Our mission
Genmo makes it easy for anyone to create movies, as if it were magic. Using our web application, any user can create cinematic video using a simple text prompt.
We imagine a world where high-quality cinematic video content is as plentiful as water. Our mission is to empower the next billion video creators to tell their stories.
The Role
Our in-house training supercomputer is central to this mission, enabling researchers to train large, distributed machine learning models efficiently. We are seeking a contractor to maintain and enhance this supercomputer, ensuring its high performance, availability, and scalability.
Responsibilities
Cluster Maintenance and Support: Provide ongoing, on-call technical support to resolve issues, ensuring minimal downtime. This includes performing maintenance tasks such as draining impacted nodes, rebooting problematic nodes, and configuring the RDMA network for optimal performance.
Incident Response: Monitor and report GPU node failures, responding swiftly to minimize impact.
Access Control Management: Manage user access to the cluster including adding or removing users as necessary as well as maintaining security over access points.
System and Software Updates: Update system settings and software to maintain security and efficiency. Proactively schedule and manage node reboots to optimize performance and stability. Improve performance and stability of GPU container solution.
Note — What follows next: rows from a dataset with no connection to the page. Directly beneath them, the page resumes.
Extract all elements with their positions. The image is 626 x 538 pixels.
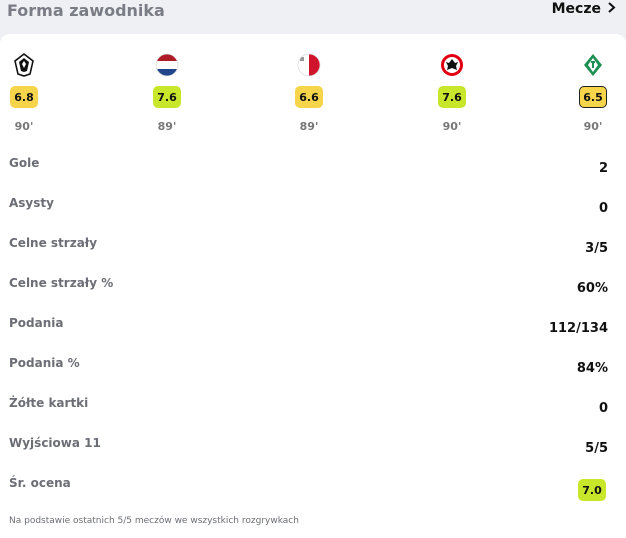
minutes-played: 90' bbox=[583, 120, 603, 133]
stat-label: Podania % bbox=[9, 356, 80, 370]
stat-label: Asysty bbox=[9, 196, 54, 210]
stat-label: Gole bbox=[9, 156, 40, 170]
stat-row-average-rating: Śr. ocena 7.0 bbox=[0, 470, 626, 510]
section-title: Forma zawodnika bbox=[7, 1, 165, 20]
stat-value: 0 bbox=[598, 201, 608, 216]
average-rating-badge: 7.0 bbox=[578, 479, 606, 501]
stat-label: Śr. ocena bbox=[9, 476, 71, 490]
stat-value: 0 bbox=[598, 401, 608, 416]
minutes-played: 90' bbox=[442, 120, 462, 133]
match-item[interactable]: 6.5 90' bbox=[563, 52, 623, 133]
stat-label: Podania bbox=[9, 316, 64, 330]
stat-label: Wyjściowa 11 bbox=[9, 436, 101, 450]
matches-link[interactable]: Mecze bbox=[552, 1, 616, 17]
match-item[interactable]: 7.6 90' bbox=[422, 52, 482, 133]
minutes-played: 89' bbox=[299, 120, 319, 133]
match-rating: 7.6 bbox=[438, 86, 466, 108]
stat-value: 2 bbox=[598, 161, 608, 176]
stat-label: Żółte kartki bbox=[9, 396, 89, 410]
stat-row-starting-eleven: Wyjściowa 11 5/5 bbox=[0, 430, 626, 470]
malta-flag-icon bbox=[296, 52, 322, 78]
stat-row-passes-pct: Podania % 84% bbox=[0, 350, 626, 390]
stat-row-shots-on-target-pct: Celne strzały % 60% bbox=[0, 270, 626, 310]
minutes-played: 90' bbox=[14, 120, 34, 133]
netherlands-flag-icon bbox=[154, 52, 180, 78]
stat-row-goals: Gole 2 bbox=[0, 150, 626, 190]
stat-row-yellow-cards: Żółte kartki 0 bbox=[0, 390, 626, 430]
match-item[interactable]: 6.8 90' bbox=[0, 52, 54, 133]
match-rating: 6.8 bbox=[10, 86, 38, 108]
player-form-card: 6.8 90' 7.6 89' bbox=[0, 34, 626, 538]
stat-value: 3/5 bbox=[585, 241, 608, 256]
stat-value: 112/134 bbox=[548, 321, 608, 336]
footnote: Na podstawie ostatnich 5/5 meczów we wsz… bbox=[9, 516, 299, 526]
gladbach-crest-icon bbox=[11, 52, 37, 78]
stat-label: Celne strzały % bbox=[9, 276, 114, 290]
matches-link-label: Mecze bbox=[551, 1, 601, 17]
stat-value: 84% bbox=[576, 361, 608, 376]
match-rating: 7.6 bbox=[153, 86, 181, 108]
stat-row-assists: Asysty 0 bbox=[0, 190, 626, 230]
match-rating: 6.5 bbox=[579, 86, 607, 108]
match-item[interactable]: 6.6 89' bbox=[279, 52, 339, 133]
match-rating: 6.6 bbox=[295, 86, 323, 108]
eintracht-crest-icon bbox=[439, 52, 465, 78]
match-item[interactable]: 7.6 89' bbox=[137, 52, 197, 133]
chevron-right-icon bbox=[607, 2, 616, 16]
stat-value: 5/5 bbox=[585, 441, 608, 456]
stat-value: 60% bbox=[576, 281, 608, 296]
stat-label: Celne strzały bbox=[9, 236, 98, 250]
section-header: Forma zawodnika Mecze bbox=[0, 0, 626, 24]
stat-row-shots-on-target: Celne strzały 3/5 bbox=[0, 230, 626, 270]
stat-row-passes: Podania 112/134 bbox=[0, 310, 626, 350]
werder-crest-icon bbox=[580, 52, 606, 78]
minutes-played: 89' bbox=[157, 120, 177, 133]
recent-matches-row: 6.8 90' 7.6 89' bbox=[0, 52, 626, 142]
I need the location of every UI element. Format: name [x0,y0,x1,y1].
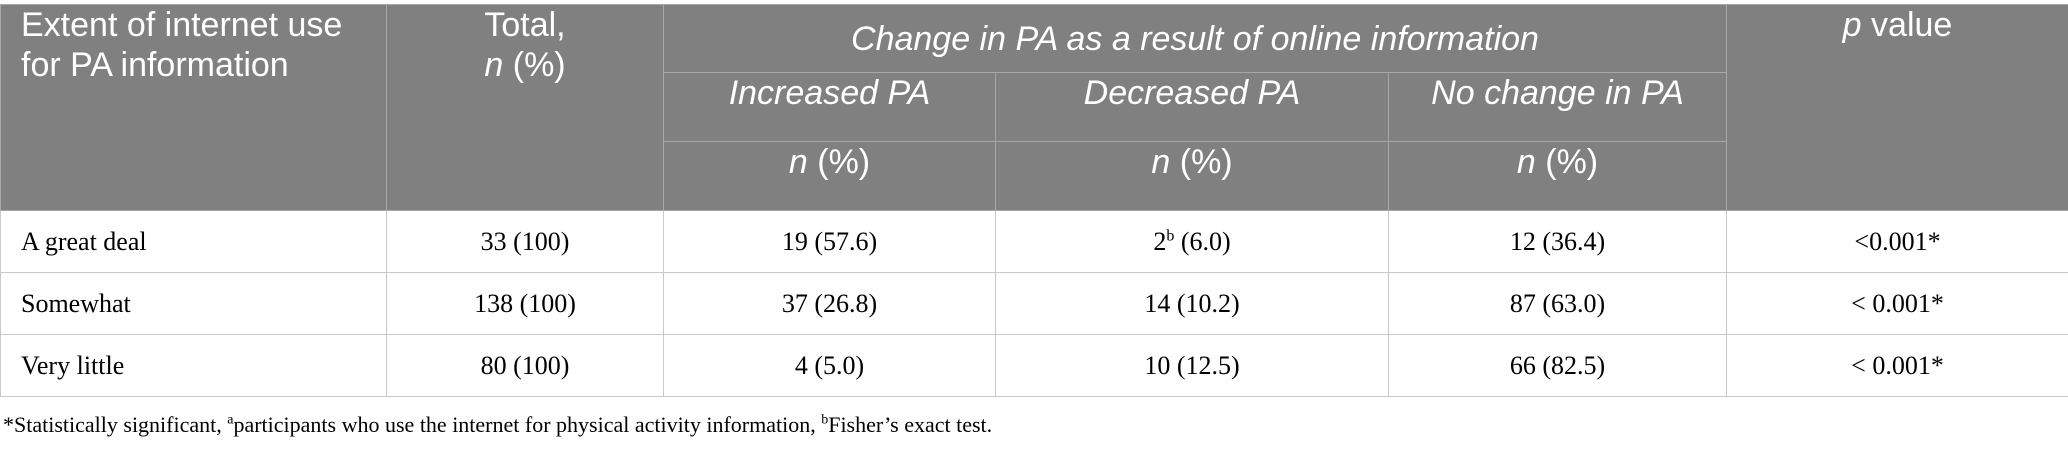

Monitoring: Set up and manage monitoring solutions (e.g., New Relic, Datadog, Prometheus) and active GPU monitoring tools (e.g., NVIDIA DCGM).
Qualifications
Proven experience managing and supporting HPC infrastructure, especially in a GPU-intensive environment.
Strong familiarity with Linux OS flavors, container technologies (Singularity, Docker, Kubernetes) and host management technologies (Ansible).
Experience with HPC job schedulers (Slurm, LSF) and monitoring tools (Prometheus, NVIDIA DCGM).
Knowledge in configuring and optimizing RDMA networks and NVMe-backed storage solutions for high-performance computing.
Effective problem-solving skills, with the ability to manage incidents and maintenance tasks efficiently.
Excellent communication skills, with the capability to provide on-call support and respond to urgent issues.
Bonus Points
Experience with HPC.
Prior involvement in setting up and managing containerized environments, specifically with Enroot or Singularity.
Contribution to open-source HPC or container technology projects.
Background in deploying and optimizing large-scale, distributed machine learning training environments.
Pay Range: $55-85/hr
This contract position is pivotal to maintaining the backbone of our AI model training capabilities. If you are passionate about high-performance computing and want to contribute to the cutting edge of AI research and development, we would love to hear from you.
Genmo is an Equal Opportunity Employer. Candidates are evaluated without regard to age, race, color, religion, sex, disability, national origin, sexual orientation, veteran status, or any other characteristic protected by federal or state law. Genmo, Inc. is an E-Verify company and you may review the Notice of E-Verify Participation and the Right to Work posters in English and Spanish.